E. E. Thomas Fruit Co. v. Start

107 Cal. 206 | Cal. | 1895

Britt, C.

Plaintiff, a corporation, brought this action to recover of defendants the sum of six hundred and three dollars and ninety cents, claimed to be due from them as the compensation they had promised to pay plaintiff for drying a quantity of prunes—something over eighty-six tons—at the agreed rate of seven dollars per ton. Regarding its own undertaking, plaintiff, in its complaint, alleged merely that it agreed to dry the prunes for defendants, without specifying the degree of care or skill it should employ for that purpose. Defendants in their answer averred that plaintiff contracted to dry and cure the prunes “ in a first-class manner,” but failed to do so, and so negligently performed its contract that its services were of no value; as a counterclaim, defendants further alleged, in effect, that, by reason of the negligence and want of skill of plaintiff in the performance of its contract, the prunes were injured, and defendants thereby sustained damage in the sum of *208fifteen hundred and twenty-five dollars, for which they prayed judgment.

The court found, among other things, that, by the contract between the parties plaintiff agreed to dry the prunes in a proper and skillful manner; that the sum due for plaintiff’s services at the contract rate was six hundred and three dollars and ninety cents; that the prunes were injured by the careless and unskillful manner in which plaintiff performed its engagement, to the damage of defendants in the sum of six hundred and seventy-five dollars. Judgment was given in favor of defendants and against plaintiff for the difference between the two sums last mentioned, amounting to seventy-one dollars and ten cents, and their costs. Plaintiff appeals from the judgment and an order denying a motion for new trial.
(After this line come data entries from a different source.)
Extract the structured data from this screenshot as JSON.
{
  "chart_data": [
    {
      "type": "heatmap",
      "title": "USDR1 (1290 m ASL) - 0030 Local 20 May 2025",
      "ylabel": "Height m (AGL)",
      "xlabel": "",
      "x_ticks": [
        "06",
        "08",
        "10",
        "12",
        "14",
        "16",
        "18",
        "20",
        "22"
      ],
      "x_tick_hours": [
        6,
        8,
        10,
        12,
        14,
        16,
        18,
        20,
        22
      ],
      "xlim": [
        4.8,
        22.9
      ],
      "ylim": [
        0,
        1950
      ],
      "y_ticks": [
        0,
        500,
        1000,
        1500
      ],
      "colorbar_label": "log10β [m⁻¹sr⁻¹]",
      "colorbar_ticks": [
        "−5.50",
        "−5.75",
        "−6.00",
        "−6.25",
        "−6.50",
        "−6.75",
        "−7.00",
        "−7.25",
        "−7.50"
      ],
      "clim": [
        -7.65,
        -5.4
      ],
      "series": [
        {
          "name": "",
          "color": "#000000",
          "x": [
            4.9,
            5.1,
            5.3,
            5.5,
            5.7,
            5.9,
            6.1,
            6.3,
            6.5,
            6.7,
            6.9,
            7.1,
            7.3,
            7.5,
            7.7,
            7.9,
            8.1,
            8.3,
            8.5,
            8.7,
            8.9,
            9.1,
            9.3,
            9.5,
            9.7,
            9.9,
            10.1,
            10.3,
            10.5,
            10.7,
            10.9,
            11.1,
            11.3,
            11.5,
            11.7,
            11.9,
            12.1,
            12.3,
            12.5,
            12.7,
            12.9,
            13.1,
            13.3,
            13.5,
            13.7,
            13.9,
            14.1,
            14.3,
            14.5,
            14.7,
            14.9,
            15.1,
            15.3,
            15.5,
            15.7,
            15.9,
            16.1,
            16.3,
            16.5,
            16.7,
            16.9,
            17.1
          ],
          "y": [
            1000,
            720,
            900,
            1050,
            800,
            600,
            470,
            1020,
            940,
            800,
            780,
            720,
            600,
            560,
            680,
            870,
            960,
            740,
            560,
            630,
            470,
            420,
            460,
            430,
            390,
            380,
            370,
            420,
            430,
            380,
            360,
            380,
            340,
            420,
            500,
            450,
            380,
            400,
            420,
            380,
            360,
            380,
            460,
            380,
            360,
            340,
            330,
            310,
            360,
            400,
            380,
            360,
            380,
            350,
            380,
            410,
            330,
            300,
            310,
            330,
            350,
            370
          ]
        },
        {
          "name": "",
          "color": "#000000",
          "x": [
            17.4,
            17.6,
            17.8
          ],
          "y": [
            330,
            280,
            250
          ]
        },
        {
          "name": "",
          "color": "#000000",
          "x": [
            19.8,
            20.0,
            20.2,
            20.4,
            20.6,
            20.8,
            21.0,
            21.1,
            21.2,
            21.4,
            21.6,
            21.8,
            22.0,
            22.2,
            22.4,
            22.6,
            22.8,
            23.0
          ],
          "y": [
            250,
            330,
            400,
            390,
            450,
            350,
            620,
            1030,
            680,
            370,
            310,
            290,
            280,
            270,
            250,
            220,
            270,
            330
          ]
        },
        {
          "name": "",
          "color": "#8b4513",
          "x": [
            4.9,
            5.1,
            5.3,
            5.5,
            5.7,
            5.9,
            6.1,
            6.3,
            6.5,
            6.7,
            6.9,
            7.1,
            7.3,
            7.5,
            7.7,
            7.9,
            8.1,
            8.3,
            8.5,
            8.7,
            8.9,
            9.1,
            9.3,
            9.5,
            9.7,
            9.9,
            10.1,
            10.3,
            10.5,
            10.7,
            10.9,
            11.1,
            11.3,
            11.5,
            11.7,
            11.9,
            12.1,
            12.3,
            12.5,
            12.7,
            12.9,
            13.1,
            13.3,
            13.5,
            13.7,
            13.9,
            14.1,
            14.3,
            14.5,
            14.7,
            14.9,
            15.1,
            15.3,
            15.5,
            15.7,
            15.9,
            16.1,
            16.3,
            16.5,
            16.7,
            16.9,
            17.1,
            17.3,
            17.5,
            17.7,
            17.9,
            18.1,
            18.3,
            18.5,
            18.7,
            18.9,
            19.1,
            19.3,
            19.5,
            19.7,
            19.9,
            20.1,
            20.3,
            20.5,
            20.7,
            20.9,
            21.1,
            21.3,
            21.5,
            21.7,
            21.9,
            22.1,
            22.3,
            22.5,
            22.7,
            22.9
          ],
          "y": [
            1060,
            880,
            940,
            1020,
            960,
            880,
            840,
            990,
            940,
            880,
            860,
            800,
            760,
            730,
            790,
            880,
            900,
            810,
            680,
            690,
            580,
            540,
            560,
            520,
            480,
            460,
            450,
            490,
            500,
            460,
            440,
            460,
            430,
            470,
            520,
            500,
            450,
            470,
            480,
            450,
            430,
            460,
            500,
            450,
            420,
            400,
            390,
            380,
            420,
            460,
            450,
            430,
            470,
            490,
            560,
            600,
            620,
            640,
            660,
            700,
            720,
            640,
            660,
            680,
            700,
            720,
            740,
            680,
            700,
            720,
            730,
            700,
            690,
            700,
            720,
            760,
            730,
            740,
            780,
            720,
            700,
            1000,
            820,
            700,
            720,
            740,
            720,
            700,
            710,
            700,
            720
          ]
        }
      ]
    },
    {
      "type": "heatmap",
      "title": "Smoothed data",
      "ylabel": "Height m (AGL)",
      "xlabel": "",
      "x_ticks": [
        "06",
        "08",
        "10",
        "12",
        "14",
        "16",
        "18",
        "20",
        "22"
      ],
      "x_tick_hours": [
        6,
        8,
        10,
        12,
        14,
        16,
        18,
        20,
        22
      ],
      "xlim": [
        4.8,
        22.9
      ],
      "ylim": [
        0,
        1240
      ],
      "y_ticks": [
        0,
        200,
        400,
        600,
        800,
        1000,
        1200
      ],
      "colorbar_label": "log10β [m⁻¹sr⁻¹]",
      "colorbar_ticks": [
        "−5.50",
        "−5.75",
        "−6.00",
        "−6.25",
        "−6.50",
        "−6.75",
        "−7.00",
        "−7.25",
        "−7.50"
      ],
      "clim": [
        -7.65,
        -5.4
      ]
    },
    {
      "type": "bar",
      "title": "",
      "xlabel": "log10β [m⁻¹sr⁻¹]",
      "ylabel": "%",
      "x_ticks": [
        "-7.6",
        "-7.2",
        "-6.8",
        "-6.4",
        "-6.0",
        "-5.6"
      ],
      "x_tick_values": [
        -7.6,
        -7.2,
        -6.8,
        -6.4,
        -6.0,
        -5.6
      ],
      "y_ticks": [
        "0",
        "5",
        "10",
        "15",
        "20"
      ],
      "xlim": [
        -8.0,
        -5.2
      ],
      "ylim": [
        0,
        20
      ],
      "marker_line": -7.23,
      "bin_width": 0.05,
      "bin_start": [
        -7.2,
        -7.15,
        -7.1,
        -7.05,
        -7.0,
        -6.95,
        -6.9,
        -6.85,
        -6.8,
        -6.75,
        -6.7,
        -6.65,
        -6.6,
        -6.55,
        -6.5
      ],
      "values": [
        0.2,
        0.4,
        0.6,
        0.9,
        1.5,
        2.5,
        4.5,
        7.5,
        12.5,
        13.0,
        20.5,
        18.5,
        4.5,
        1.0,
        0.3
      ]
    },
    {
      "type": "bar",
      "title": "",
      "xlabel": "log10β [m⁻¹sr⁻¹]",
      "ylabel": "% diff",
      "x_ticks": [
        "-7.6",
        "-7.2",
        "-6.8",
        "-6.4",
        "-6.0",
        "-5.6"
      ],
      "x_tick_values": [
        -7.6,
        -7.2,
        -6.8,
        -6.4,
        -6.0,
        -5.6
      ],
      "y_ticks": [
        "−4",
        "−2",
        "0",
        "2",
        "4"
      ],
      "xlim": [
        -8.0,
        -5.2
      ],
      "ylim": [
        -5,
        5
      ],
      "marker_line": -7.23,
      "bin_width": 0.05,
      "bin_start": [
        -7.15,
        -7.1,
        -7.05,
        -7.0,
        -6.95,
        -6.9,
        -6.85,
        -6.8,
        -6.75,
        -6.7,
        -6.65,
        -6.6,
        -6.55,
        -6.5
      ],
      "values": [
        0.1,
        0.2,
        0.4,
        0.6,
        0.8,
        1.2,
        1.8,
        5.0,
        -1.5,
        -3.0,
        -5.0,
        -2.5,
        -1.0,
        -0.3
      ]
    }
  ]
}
From the statement of the case used on such motion it seems to have been virtually conceded at the trial that the prunes as cured were of inferior quality for fruit of that class; plaintiff maintained that such inferiority occurred on account of the overripe or other unfit condition of the green fruit when received' by it from defendants; while defendants contended that it was produced by plaintiff’s unskilled or negligent treatment of the fruit; on the question thus made the testimony of some fifty witnesses was introduced.

There was proof that defendants, after taking out about four tons of the most inferior dried fruit,.had mixed the remainder with other fruit, and as so mixed sold a large quantity at regular prices without objection from the buyers on account of its condition.

During the trial defendants offered in evidence four boxes of the prunes dried by plaintiff for defendants as samples thereof; the offer was objected to on the ground that they were not shown to be fair samples, but on the contrary were shown to be prepared for the occasion; some witnesses testified in a general way that they were fair samples of the whole, and there was more detailed *209evidence to the contrary effect. The court overruled the objection, plaintiff excepting.

Appellant in its argument here questions the finding that plaintiff agreed to dry the prunes in a proper and skillful manner, as not justified by the evidence; but an obligation to that effect is implied from the terms of the contract itself as alleged in the complaint. (Civ. Code, secs. 1983, 1984.)

It is also argued that the evidence does not sustain the finding of plaintiff's failure to exercise care and skill in drying the fruit; but, after perusal of the same as exhibited in the transcript, we think that it is not only conflicting, but that it preponderates in favor of the conclusion of the trial court. The circumstance that defendants sold at usual prices a large part of the fruit cured by plaintiff, and so incurred no loss as to the portion sold, does not affect the correctness of that conclusion. Proof of the circumstance referred to may have been relevant evidence and proper for consideration upon the question whether the value of the prunes was really lessened, and to what extent; but the dexterity —to employ a euphemism—of defendants in disposing of the product (thus possibly incurring liability in their turn to the purchasers) does not exempt plaintiff from its own responsibility to defendants. (See Hunt v. Van Duesen, 42 Hun, 392; Muller v. Eno, 14 N. Y. 598; Brown V. Bigelow, 10 Allen, 244.)

The court did not err in admitting in evidence the boxes of prunes offered by defendants. Being a finished and separable part of the manufactured product, the character of which was in question, they were “ objects cognizable by the senses,” and made “an item in the sum of the evidence” (Code Civ. Proc., secs. 1827, 1954), whether they were fair samples or not; if the proof showed that they were not such, that was a circumstance affecting the weight of the evidence, not its admissibility. The court might have inspected the whole quantity of fruit cured, if accessible, and such *210view could enlighten the question on trial; and so it had the right to inspect any part of it.

Appellant makes no other points for reversal; The judgment and order appealed from should be affirmed.

Searls, C., and Vanclief, C., concurred.

For the reasons given in the foregoing opinion the judgment and order appealed from are affirmed.

Temple, J., McFarland, J., Henshaw, J.